Mentioned in SAL (#wikimedia-cloud) [2019-02-18T18:50:21Z] <chicocvenancio> moving paws back to toolsdb T216208
Repeating from cloud-announce: The change-over was successful. Thank you for your patience and understanding. ToolsDB should now be fully operational. Please report issues to the #wikimedia-cloud IRC channel.
T216441 is to track further recovery efforts around tables that are not replicated.
I think it was a typo. Either way, we beat the estimate I think as long as the problem doesn't come back on the new server. So far, so good.
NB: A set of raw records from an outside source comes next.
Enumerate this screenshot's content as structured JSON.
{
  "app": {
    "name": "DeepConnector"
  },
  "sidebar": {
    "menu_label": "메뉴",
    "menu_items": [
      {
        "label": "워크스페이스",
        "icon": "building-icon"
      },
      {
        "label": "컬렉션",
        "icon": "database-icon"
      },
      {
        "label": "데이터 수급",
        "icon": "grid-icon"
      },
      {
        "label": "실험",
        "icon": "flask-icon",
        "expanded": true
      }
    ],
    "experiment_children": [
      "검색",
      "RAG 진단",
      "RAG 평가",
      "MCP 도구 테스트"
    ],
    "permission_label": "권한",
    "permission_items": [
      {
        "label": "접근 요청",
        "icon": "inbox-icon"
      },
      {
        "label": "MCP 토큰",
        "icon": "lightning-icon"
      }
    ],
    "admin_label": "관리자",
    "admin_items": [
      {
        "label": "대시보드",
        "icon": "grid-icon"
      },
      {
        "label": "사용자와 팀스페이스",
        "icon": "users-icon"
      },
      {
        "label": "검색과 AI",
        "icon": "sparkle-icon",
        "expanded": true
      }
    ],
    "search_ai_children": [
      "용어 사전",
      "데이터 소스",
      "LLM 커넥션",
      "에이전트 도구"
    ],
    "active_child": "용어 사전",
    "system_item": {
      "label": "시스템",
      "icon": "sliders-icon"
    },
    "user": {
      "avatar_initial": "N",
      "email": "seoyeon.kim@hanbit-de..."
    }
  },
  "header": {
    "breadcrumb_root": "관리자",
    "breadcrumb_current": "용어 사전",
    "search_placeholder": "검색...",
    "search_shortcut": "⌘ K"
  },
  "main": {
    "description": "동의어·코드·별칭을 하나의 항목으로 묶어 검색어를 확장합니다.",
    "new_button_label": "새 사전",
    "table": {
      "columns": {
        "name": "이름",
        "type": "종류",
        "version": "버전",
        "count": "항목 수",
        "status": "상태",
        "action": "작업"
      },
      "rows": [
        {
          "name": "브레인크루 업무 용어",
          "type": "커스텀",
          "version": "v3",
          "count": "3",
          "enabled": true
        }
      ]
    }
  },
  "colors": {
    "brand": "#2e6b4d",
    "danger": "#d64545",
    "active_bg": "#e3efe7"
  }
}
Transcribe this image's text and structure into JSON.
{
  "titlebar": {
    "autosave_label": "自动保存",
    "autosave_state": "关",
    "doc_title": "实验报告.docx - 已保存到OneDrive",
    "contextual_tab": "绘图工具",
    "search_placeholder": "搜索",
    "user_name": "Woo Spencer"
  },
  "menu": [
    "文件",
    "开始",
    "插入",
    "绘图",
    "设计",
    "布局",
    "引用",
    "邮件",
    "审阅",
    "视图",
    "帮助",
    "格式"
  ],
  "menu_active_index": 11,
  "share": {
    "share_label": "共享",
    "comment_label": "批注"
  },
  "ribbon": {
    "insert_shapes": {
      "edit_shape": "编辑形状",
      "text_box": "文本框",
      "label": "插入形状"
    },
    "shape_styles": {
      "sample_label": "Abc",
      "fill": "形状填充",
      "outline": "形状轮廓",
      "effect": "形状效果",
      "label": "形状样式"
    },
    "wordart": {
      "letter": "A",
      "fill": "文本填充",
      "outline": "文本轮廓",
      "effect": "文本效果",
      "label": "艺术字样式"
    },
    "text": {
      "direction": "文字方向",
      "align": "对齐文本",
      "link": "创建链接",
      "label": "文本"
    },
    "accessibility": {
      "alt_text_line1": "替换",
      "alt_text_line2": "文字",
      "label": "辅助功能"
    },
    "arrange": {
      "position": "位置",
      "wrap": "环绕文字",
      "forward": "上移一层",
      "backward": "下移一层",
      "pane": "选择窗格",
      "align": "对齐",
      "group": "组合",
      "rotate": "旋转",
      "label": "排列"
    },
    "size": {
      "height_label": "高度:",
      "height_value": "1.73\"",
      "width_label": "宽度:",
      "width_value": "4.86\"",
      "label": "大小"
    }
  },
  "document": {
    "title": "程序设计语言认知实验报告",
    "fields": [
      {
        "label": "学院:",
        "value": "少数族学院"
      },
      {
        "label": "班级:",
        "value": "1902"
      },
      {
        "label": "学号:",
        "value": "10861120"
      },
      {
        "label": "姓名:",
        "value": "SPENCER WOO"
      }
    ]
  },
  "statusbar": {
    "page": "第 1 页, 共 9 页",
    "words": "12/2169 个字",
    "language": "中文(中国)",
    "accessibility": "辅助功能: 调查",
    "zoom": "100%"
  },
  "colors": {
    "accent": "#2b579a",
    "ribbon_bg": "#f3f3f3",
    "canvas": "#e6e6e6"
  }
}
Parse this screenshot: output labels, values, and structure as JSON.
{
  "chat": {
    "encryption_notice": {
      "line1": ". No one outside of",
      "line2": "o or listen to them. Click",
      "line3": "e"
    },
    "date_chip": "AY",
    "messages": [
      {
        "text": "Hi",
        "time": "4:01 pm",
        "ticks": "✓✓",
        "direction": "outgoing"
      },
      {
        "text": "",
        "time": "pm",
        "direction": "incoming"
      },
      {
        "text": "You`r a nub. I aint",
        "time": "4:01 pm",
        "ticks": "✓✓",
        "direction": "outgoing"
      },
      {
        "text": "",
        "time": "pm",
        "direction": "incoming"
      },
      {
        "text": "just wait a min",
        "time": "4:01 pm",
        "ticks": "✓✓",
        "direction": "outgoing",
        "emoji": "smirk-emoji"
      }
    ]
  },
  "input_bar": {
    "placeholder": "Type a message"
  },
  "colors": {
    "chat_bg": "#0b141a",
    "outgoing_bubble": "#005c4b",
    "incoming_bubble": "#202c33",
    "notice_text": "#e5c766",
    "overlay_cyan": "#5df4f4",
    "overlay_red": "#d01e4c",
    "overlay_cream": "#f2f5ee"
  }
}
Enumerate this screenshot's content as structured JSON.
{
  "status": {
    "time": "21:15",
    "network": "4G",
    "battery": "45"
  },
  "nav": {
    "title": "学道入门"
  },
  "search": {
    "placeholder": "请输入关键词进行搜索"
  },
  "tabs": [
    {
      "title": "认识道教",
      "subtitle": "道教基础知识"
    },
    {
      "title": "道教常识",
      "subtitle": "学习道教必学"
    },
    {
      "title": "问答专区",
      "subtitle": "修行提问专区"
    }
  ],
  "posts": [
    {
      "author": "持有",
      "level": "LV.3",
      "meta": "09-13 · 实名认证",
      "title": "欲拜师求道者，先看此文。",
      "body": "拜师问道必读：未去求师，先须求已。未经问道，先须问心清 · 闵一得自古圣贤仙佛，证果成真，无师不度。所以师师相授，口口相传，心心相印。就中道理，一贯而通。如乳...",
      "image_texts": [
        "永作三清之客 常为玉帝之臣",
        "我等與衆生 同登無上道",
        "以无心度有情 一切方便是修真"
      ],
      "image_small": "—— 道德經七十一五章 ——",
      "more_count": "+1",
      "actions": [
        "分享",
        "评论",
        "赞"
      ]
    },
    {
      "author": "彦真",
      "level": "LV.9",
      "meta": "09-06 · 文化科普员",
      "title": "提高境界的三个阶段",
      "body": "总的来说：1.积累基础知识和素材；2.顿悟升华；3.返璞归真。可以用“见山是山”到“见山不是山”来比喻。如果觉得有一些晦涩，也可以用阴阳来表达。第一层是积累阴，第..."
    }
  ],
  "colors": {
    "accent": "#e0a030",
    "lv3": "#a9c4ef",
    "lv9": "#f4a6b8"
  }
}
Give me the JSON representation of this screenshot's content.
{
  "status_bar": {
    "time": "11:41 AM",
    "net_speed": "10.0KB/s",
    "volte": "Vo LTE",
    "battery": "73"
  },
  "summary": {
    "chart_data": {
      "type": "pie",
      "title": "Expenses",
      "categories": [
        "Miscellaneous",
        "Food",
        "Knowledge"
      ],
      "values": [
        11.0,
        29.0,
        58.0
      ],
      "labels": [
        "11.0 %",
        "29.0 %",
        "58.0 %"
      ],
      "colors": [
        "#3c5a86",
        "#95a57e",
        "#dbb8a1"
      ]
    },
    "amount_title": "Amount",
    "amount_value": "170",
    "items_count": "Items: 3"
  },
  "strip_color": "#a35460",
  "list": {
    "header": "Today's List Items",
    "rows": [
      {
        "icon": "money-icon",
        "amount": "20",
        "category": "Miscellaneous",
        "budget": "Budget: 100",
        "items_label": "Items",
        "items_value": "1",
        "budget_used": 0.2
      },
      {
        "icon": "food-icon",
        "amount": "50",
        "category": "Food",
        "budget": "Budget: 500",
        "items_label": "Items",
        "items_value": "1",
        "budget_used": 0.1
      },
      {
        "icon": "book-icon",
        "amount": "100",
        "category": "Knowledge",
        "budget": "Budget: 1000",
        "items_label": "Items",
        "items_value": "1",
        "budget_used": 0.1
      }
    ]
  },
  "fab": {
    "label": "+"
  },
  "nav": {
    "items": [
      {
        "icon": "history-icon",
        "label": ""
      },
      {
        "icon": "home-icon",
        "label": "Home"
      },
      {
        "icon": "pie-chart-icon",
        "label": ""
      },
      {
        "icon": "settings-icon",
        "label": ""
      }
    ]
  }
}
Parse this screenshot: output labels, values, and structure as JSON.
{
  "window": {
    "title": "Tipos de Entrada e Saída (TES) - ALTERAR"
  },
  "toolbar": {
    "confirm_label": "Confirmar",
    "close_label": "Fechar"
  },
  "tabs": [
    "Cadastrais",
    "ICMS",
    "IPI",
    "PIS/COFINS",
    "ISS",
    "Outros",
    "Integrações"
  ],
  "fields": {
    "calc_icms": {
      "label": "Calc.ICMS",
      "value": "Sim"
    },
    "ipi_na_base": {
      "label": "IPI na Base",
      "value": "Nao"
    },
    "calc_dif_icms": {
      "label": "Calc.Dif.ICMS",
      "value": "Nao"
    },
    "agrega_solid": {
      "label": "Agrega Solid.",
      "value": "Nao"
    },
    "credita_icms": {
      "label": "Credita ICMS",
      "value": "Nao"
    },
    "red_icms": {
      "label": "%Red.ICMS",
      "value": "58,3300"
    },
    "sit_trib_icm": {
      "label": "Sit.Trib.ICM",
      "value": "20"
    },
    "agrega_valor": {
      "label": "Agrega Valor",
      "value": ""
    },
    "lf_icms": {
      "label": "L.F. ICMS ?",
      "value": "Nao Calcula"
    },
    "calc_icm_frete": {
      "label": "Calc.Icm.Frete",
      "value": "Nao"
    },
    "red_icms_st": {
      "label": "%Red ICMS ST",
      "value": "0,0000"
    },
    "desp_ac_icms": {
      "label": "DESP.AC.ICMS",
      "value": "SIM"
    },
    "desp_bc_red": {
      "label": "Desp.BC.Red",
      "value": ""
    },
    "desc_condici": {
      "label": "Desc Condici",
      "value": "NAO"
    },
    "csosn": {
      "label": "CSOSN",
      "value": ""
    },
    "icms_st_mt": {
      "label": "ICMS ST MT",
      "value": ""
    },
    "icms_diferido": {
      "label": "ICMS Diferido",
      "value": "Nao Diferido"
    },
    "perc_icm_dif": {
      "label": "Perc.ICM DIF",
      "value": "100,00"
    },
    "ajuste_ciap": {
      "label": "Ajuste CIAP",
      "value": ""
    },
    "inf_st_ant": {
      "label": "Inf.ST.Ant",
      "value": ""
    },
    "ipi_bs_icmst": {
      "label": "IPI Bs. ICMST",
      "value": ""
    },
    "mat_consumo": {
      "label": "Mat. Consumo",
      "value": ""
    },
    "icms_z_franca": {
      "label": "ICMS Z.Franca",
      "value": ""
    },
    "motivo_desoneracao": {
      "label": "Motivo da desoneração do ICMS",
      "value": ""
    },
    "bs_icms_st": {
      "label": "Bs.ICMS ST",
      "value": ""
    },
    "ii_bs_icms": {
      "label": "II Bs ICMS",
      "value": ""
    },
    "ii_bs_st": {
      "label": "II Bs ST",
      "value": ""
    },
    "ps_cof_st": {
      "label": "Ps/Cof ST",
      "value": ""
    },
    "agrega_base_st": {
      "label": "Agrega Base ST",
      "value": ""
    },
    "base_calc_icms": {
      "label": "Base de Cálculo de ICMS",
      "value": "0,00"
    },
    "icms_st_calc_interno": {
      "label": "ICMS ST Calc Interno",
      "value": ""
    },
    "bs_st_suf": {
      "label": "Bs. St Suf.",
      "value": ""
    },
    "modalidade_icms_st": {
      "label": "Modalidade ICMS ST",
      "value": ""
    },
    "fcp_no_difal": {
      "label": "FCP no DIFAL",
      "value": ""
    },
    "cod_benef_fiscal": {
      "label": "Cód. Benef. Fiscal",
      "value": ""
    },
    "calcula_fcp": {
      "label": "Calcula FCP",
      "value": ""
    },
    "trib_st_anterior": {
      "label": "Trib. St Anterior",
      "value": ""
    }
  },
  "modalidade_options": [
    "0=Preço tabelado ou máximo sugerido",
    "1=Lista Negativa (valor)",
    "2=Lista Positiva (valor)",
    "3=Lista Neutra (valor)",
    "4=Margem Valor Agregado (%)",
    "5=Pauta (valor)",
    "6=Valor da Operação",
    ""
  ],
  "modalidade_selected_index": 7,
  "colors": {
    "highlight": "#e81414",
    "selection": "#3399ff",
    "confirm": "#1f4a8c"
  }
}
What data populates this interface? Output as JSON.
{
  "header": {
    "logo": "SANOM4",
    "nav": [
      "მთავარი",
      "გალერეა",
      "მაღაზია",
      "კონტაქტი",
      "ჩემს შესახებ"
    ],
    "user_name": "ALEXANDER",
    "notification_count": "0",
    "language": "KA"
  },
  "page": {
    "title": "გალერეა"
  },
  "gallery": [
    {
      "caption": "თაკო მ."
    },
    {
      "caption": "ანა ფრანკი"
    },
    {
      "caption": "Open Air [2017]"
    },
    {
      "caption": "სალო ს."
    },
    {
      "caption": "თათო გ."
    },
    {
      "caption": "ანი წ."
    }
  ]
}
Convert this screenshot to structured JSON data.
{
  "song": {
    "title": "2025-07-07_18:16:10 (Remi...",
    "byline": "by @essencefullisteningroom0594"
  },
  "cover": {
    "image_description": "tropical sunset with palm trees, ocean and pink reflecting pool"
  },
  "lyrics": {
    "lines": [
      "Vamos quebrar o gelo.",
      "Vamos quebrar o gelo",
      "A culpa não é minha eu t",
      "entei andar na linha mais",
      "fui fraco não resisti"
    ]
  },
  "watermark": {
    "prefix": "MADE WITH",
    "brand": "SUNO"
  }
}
FYI: I just moved the Phragile database aka s52552__phragile to it's own instance on CloudVPS and the app uses that DB now. When I get the ok from my colleagues I will remove it from ToolsDB.
Removing PAWS as it is no longer relevant to this task. Thanks for all the extra effort put into getting this solved quickly.
The only things still open under this are hardware that is in the process of decommissioning. I think all of our toolsdb action items from the outage are completed (not to say that there isn't still work to do).